Unfortunately the day before the hot water temperature was turned up. The beast finds this out just as he reaches the pot and a little of the water touches his fingers. Ahh #!$$*! Having burnt his fingers on the water the beasts body jerks and a little of the water falls into the stinking hot caramel. causing . a jet of steam to shoot up and scold his other hand. tipping the other side of the bowl . as more water splashes into the burnt sugar. a nasty chain reaction occurs. J!#^*! CH+!?*! . Another shoot of stinking hot steam with bits of caramel hits the first hand. he pulls away.and the bowl tumbles down his front with the rest of the water burning his unmentionables. holy m*!?*! of #!!
At this stage being the only witness on the scene I was trying not to let my face contort with hysterical laughter and as a result I was half bent over holding my mouth. Laughter is contagious and the beast declared "well you wouldn't read about it" (censored version) and burst out laughing. * No one was permanently damaged during the events of this story.

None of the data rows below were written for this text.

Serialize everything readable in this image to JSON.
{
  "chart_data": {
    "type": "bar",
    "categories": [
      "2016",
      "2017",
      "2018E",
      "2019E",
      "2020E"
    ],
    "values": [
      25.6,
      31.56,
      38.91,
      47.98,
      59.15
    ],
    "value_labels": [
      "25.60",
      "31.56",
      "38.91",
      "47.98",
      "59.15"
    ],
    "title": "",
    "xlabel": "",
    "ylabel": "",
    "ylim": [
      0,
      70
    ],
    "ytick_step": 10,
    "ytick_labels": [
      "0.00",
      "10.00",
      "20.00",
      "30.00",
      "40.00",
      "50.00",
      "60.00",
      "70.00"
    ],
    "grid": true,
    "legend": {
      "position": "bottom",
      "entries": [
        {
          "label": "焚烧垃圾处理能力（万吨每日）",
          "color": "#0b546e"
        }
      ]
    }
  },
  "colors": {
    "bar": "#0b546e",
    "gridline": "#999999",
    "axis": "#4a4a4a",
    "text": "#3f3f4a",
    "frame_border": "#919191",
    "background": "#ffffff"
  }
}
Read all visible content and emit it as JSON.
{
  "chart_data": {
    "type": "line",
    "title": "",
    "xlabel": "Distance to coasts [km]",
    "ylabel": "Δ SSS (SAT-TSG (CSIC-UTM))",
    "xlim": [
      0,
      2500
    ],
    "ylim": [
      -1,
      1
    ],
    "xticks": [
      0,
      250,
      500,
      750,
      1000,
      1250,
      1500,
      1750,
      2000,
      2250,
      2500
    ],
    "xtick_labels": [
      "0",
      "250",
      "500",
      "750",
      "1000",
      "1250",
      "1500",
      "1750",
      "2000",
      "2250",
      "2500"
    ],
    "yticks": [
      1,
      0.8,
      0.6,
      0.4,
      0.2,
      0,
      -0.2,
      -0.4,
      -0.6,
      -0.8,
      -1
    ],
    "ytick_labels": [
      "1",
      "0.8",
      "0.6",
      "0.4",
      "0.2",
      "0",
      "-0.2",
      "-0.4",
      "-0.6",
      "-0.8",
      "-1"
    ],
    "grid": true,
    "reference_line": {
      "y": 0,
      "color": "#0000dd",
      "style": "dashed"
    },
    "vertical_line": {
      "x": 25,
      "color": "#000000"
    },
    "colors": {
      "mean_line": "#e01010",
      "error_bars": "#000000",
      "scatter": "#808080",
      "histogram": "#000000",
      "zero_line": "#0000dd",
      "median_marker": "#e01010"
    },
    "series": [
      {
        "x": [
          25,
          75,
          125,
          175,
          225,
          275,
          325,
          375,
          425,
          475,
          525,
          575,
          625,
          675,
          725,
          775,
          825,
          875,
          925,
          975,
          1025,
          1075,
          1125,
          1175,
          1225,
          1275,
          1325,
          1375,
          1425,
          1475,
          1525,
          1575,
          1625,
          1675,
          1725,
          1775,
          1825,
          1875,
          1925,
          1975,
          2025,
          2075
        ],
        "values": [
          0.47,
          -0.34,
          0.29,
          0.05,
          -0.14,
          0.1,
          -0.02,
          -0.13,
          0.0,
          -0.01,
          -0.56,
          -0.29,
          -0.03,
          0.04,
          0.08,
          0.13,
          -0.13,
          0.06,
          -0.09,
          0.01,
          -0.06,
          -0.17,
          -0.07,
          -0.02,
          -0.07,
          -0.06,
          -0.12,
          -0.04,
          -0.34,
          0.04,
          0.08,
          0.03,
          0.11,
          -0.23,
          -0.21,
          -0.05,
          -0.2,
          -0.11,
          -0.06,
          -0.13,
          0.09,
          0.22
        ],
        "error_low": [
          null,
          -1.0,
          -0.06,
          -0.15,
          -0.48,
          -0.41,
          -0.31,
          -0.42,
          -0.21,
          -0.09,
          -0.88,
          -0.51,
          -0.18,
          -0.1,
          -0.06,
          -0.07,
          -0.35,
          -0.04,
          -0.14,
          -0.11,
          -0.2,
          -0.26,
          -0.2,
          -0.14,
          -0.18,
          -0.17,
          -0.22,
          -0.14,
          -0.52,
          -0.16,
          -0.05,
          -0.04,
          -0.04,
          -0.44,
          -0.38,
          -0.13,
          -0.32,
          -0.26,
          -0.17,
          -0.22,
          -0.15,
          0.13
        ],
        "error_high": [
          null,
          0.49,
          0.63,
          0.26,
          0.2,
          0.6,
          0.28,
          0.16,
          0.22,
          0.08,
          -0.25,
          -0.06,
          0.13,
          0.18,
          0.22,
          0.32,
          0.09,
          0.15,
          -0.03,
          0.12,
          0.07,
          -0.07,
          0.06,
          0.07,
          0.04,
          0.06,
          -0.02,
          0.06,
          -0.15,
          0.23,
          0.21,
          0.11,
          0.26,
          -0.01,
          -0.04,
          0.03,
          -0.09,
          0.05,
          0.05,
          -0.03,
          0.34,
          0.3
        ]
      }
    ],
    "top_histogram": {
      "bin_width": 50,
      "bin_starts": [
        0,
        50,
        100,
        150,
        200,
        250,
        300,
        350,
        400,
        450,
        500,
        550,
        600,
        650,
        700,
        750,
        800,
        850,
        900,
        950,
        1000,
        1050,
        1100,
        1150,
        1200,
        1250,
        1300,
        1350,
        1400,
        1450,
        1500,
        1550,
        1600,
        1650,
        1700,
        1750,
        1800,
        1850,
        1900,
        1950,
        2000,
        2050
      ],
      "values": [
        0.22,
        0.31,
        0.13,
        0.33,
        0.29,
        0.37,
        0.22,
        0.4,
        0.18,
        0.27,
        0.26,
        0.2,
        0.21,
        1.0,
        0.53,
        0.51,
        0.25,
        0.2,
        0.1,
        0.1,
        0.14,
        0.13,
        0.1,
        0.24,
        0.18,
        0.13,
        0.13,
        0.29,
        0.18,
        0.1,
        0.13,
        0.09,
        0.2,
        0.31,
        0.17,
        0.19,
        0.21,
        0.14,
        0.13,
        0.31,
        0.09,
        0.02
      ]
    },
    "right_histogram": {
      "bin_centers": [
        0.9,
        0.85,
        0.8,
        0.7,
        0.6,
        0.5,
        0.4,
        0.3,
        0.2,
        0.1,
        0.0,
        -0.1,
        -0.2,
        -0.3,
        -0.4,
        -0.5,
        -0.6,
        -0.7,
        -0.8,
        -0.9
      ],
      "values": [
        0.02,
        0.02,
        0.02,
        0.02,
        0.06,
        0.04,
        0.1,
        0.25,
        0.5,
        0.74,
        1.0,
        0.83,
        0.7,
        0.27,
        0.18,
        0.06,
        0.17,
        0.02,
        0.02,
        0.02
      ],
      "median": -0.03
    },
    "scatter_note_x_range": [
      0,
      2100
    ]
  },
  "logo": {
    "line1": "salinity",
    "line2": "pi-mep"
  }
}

Favorite food to cook with?
I'm largely on my own here but I just love salmon. What other meat can you hot smoke, cold smoke, cure, poach, bake, sashimi, panfry, roast and more. While you can do this with other meat, salmon always comes out looking like a special occasion all on its own. Where's the champagne! When people say "I don't like salmon", I believe this comes from a straight pan seared piece of fish and I don't like this either. Salmon takes on the flavours of other ingredients exceptionally well while retaining a smooth flaky texture. Yum!
When at home, what do you like to eat?
Well my food from my web site goes down a treat, there is nothing like experimenting on your self with food. But I do try to stay healthy and eat lots of salads and meats. I'm quite fond of crackers but no carbs after 5pm.